We stayed overnight in the resort town of Jackson, bustling with skiers fresh off the slopes. The next morning, we continued up the valley, past the downhill runs at Teton village, the airport, and the elk reserve to the entrance of Grand Teton National Park. Over the last few years, my family has visited more National Parks in winter than we have in summer. Although some services shut down for the winter, and mountain roads are typically closed, you can see the sights without having to deal with hoards of visitors and bumper-to-bumper traffic. It definitely feels much more like “wilderness” and less like a tourist stop in the off season.
In Grand Teton, the road is only open to vehicle traffic for a couple miles past the pay station, but if you have skis or snowshoes, you can continue on for many miles as the summer road is groomed for winter sport. We arrived mid-morning at the Taggart Lake Trailhead, just in time to see a PistenBully returning from the trail, where a skate lane, two classic tracks, and a snowshoe/walking path are maintained on the snow covering the road. After assembling the Chariot, the three of us headed further into the park on our classic skis, with great views of the Tetons towering to the West.
There were a few other families, skiers, and dogs taking advantage of the beautiful late-winter day, but for the most part, it felt like we had the park to ourselves.
With reports of melting snow back home, we may have to put our skis away until next year. If that’s the case, these spectacular views of the mountains were not a bad way to finish the season.

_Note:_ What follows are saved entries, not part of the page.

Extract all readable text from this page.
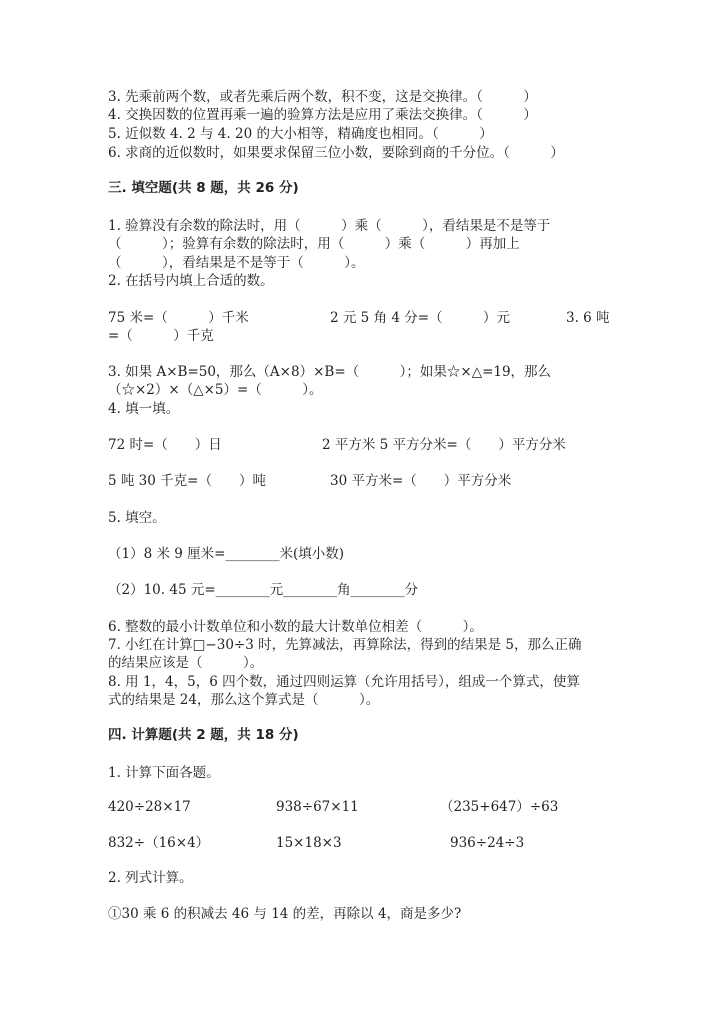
3. 先乘前两个数，或者先乘后两个数，积不变，这是交换律。（　　　）
4. 交换因数的位置再乘一遍的验算方法是应用了乘法交换律。（　　　）
5. 近似数 4. 2 与 4. 20 的大小相等，精确度也相同。（　　　）
6. 求商的近似数时，如果要求保留三位小数，要除到商的千分位。（　　　）
三. 填空题(共 8 题，共 26 分)
1. 验算没有余数的除法时，用（　　　）乘（　　　），看结果是不是等于
（　　　）；验算有余数的除法时，用（　　　）乘（　　　）再加上
（　　　），看结果是不是等于（　　　）。
2. 在括号内填上合适的数。
75 米=（　　　）千米	2 元 5 角 4 分=（　　　）元	3. 6 吨
=（　　　）千克
3. 如果 A×B=50，那么（A×8）×B=（　　　）；如果☆×△=19，那么
（☆×2）×（△×5）=（　　　）。
4. 填一填。
72 时=（　　）日	2 平方米 5 平方分米=（　　）平方分米
5 吨 30 千克=（　　）吨	30 平方米=（　　）平方分米
5. 填空。
（1）8 米 9 厘米=________米(填小数)
（2）10. 45 元=________元________角________分
6. 整数的最小计数单位和小数的最大计数单位相差（　　　）。
7. 小红在计算□−30÷3 时，先算减法，再算除法，得到的结果是 5，那么正确
的结果应该是（　　　）。
8. 用 1，4，5，6 四个数，通过四则运算（允许用括号），组成一个算式，使算
式的结果是 24，那么这个算式是（　　　）。
四. 计算题(共 2 题，共 18 分)
1. 计算下面各题。
420÷28×17	938÷67×11	（235+647）÷63
832÷（16×4）	15×18×3	936÷24÷3
2. 列式计算。
①30 乘 6 的积减去 46 与 14 的差，再除以 4，商是多少?
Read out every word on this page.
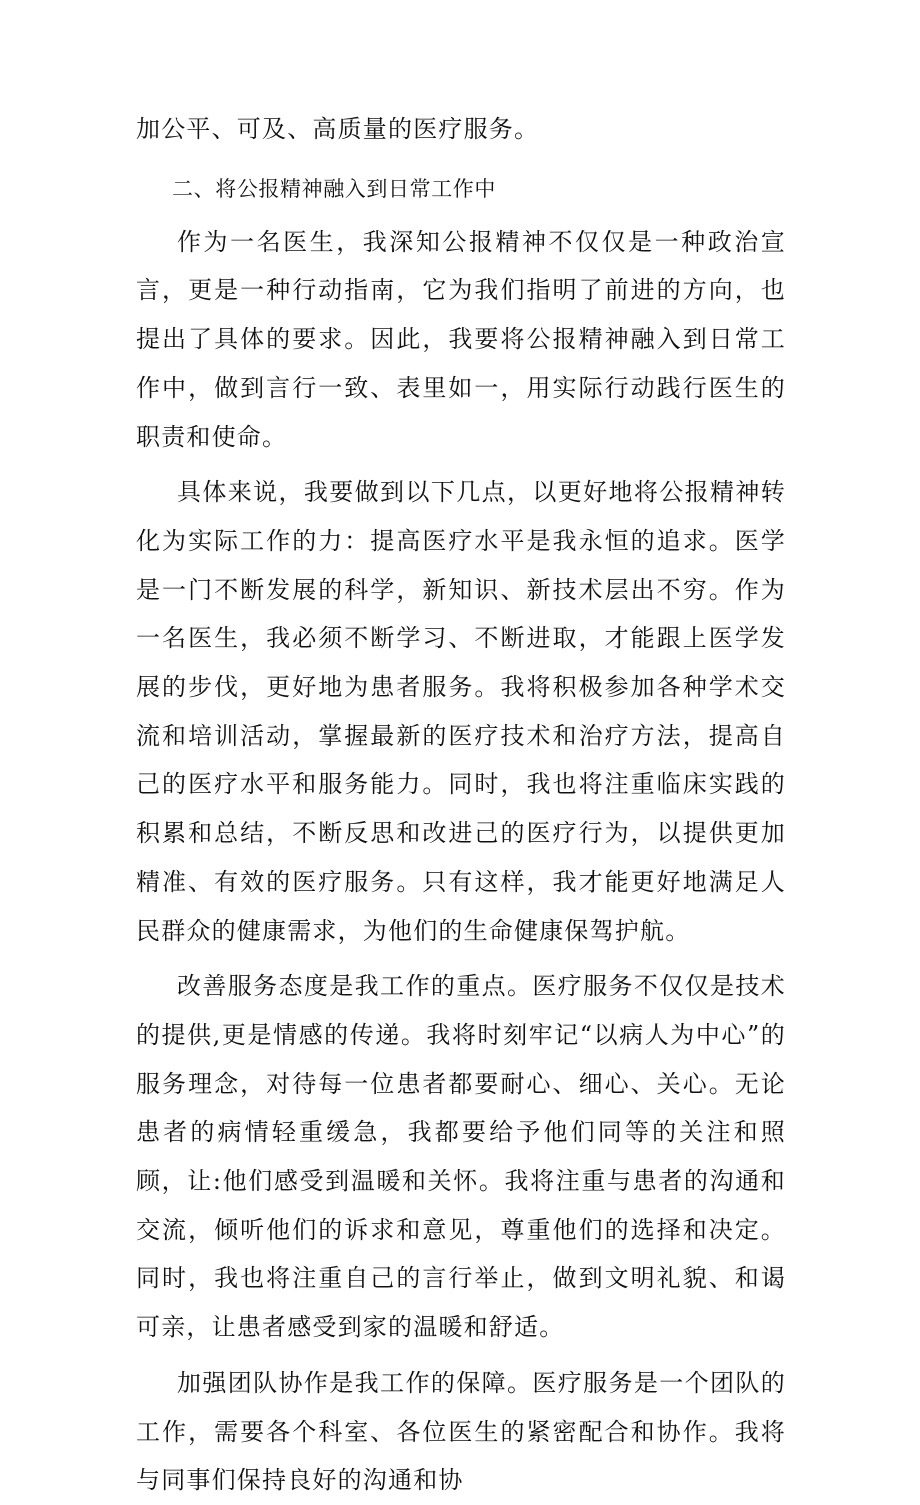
加公平、可及、高质量的医疗服务。

二、将公报精神融入到日常工作中

作为一名医生，我深知公报精神不仅仅是一种政治宣言，更是一种行动指南，它为我们指明了前进的方向，也提出了具体的要求。因此，我要将公报精神融入到日常工作中，做到言行一致、表里如一，用实际行动践行医生的职责和使命。

具体来说，我要做到以下几点，以更好地将公报精神转化为实际工作的力：提高医疗水平是我永恒的追求。医学是一门不断发展的科学，新知识、新技术层出不穷。作为一名医生，我必须不断学习、不断进取，才能跟上医学发展的步伐，更好地为患者服务。我将积极参加各种学术交流和培训活动，掌握最新的医疗技术和治疗方法，提高自己的医疗水平和服务能力。同时，我也将注重临床实践的积累和总结，不断反思和改进己的医疗行为，以提供更加精准、有效的医疗服务。只有这样，我才能更好地满足人民群众的健康需求，为他们的生命健康保驾护航。

改善服务态度是我工作的重点。医疗服务不仅仅是技术的提供,更是情感的传递。我将时刻牢记“以病人为中心”的服务理念，对待每一位患者都要耐心、细心、关心。无论患者的病情轻重缓急，我都要给予他们同等的关注和照顾，让:他们感受到温暖和关怀。我将注重与患者的沟通和交流，倾听他们的诉求和意见，尊重他们的选择和决定。同时，我也将注重自己的言行举止，做到文明礼貌、和谒可亲，让患者感受到家的温暖和舒适。

加强团队协作是我工作的保障。医疗服务是一个团队的工作，需要各个科室、各位医生的紧密配合和协作。我将与同事们保持良好的沟通和协
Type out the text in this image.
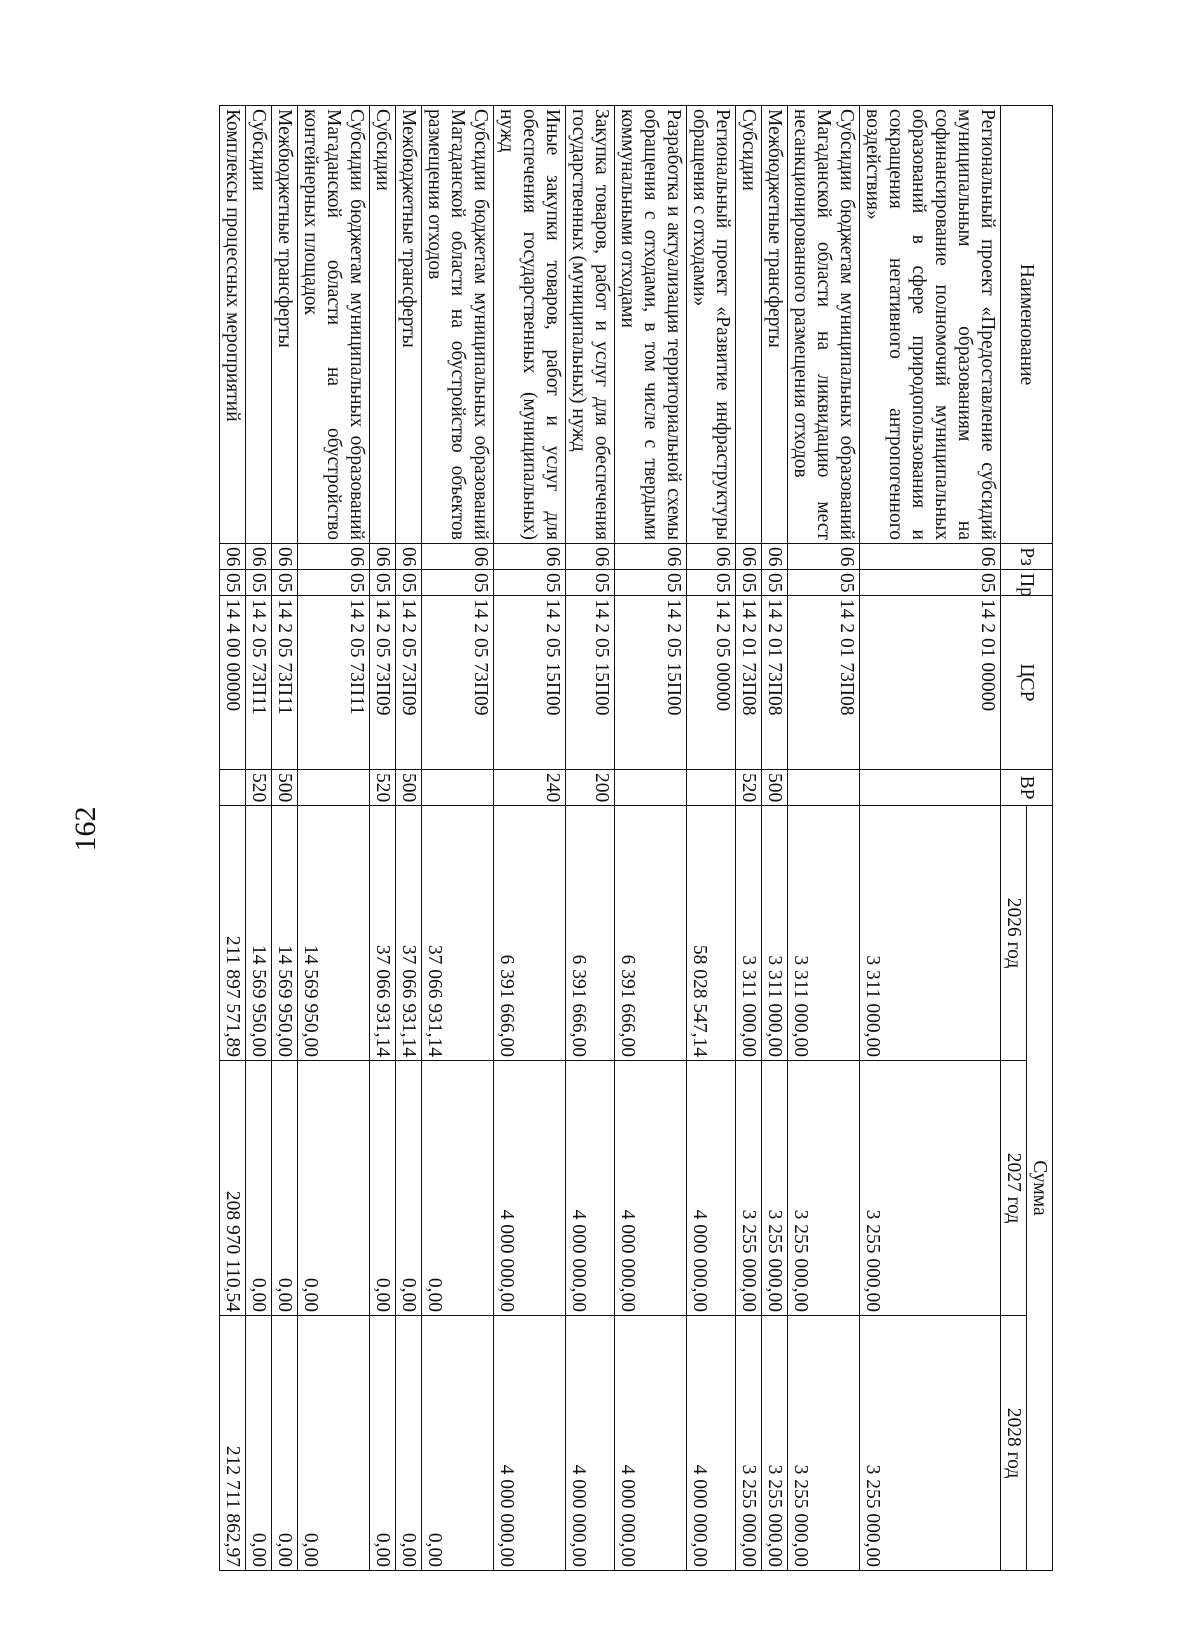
162
Наименование	Рз	Пр	ЦСР	ВР	Сумма		
					2026 год	2027 год	2028 год
Региональный проект «Предоставление субсидий муниципальным образованиям на софинансирование полномочий муниципальных образований в сфере природопользования и сокращения негативного антропогенного воздействия»	06	05	14 2 01 00000		3 311 000,00	3 255 000,00	3 255 000,00
Субсидии бюджетам муниципальных образований Магаданской области на ликвидацию мест несанкционированного размещения отходов	06	05	14 2 01 73П08		3 311 000,00	3 255 000,00	3 255 000,00
Межбюджетные трансферты	06	05	14 2 01 73П08	500	3 311 000,00	3 255 000,00	3 255 000,00
Субсидии	06	05	14 2 01 73П08	520	3 311 000,00	3 255 000,00	3 255 000,00
Региональный проект «Развитие инфраструктуры обращения с отходами»	06	05	14 2 05 00000		58 028 547,14	4 000 000,00	4 000 000,00
Разработка и актуализация территориальной схемы обращения с отходами, в том числе с твердыми коммунальными отходами	06	05	14 2 05 15П00		6 391 666,00	4 000 000,00	4 000 000,00
Закупка товаров, работ и услуг для обеспечения государственных (муниципальных) нужд	06	05	14 2 05 15П00	200	6 391 666,00	4 000 000,00	4 000 000,00
Иные закупки товаров, работ и услуг для обеспечения государственных (муниципальных) нужд	06	05	14 2 05 15П00	240	6 391 666,00	4 000 000,00	4 000 000,00
Субсидии бюджетам муниципальных образований Магаданской области на обустройство объектов размещения отходов	06	05	14 2 05 73П09		37 066 931,14	0,00	0,00
Межбюджетные трансферты	06	05	14 2 05 73П09	500	37 066 931,14	0,00	0,00
Субсидии	06	05	14 2 05 73П09	520	37 066 931,14	0,00	0,00
Субсидии бюджетам муниципальных образований Магаданской области на обустройство контейнерных площадок	06	05	14 2 05 73П11		14 569 950,00	0,00	0,00
Межбюджетные трансферты	06	05	14 2 05 73П11	500	14 569 950,00	0,00	0,00
Субсидии	06	05	14 2 05 73П11	520	14 569 950,00	0,00	0,00
Комплексы процессных мероприятий	06	05	14 4 00 00000		211 897 571,89	208 970 110,54	212 711 862,97
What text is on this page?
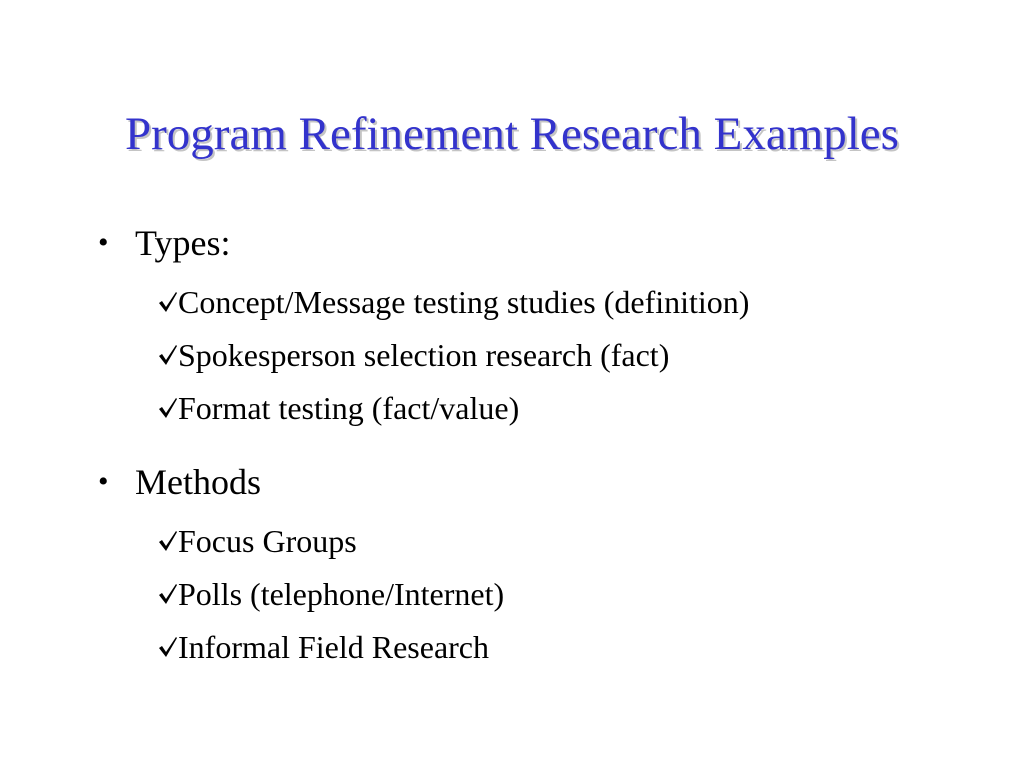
Program Refinement Research Examples
• Types:
Concept/Message testing studies (definition)
Spokesperson selection research (fact)
Format testing (fact/value)
• Methods
Focus Groups
Polls (telephone/Internet)
Informal Field Research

There have been many articles written about loving our National Parks to death (from Chicago Tribune and New York Times). Visiting in winter is a great way to see the parks and avoid the crowds. On this trip we visited also visited Badlands, Arches, Canyonlands, Dinosaur, and Devil’s Tower, never encountering a full parking lot. In some areas that are typically packed full of tourists, like at the Quarry Hall at Dinosaur and The Window Trailhead at Badlands, we were literally the only ones there.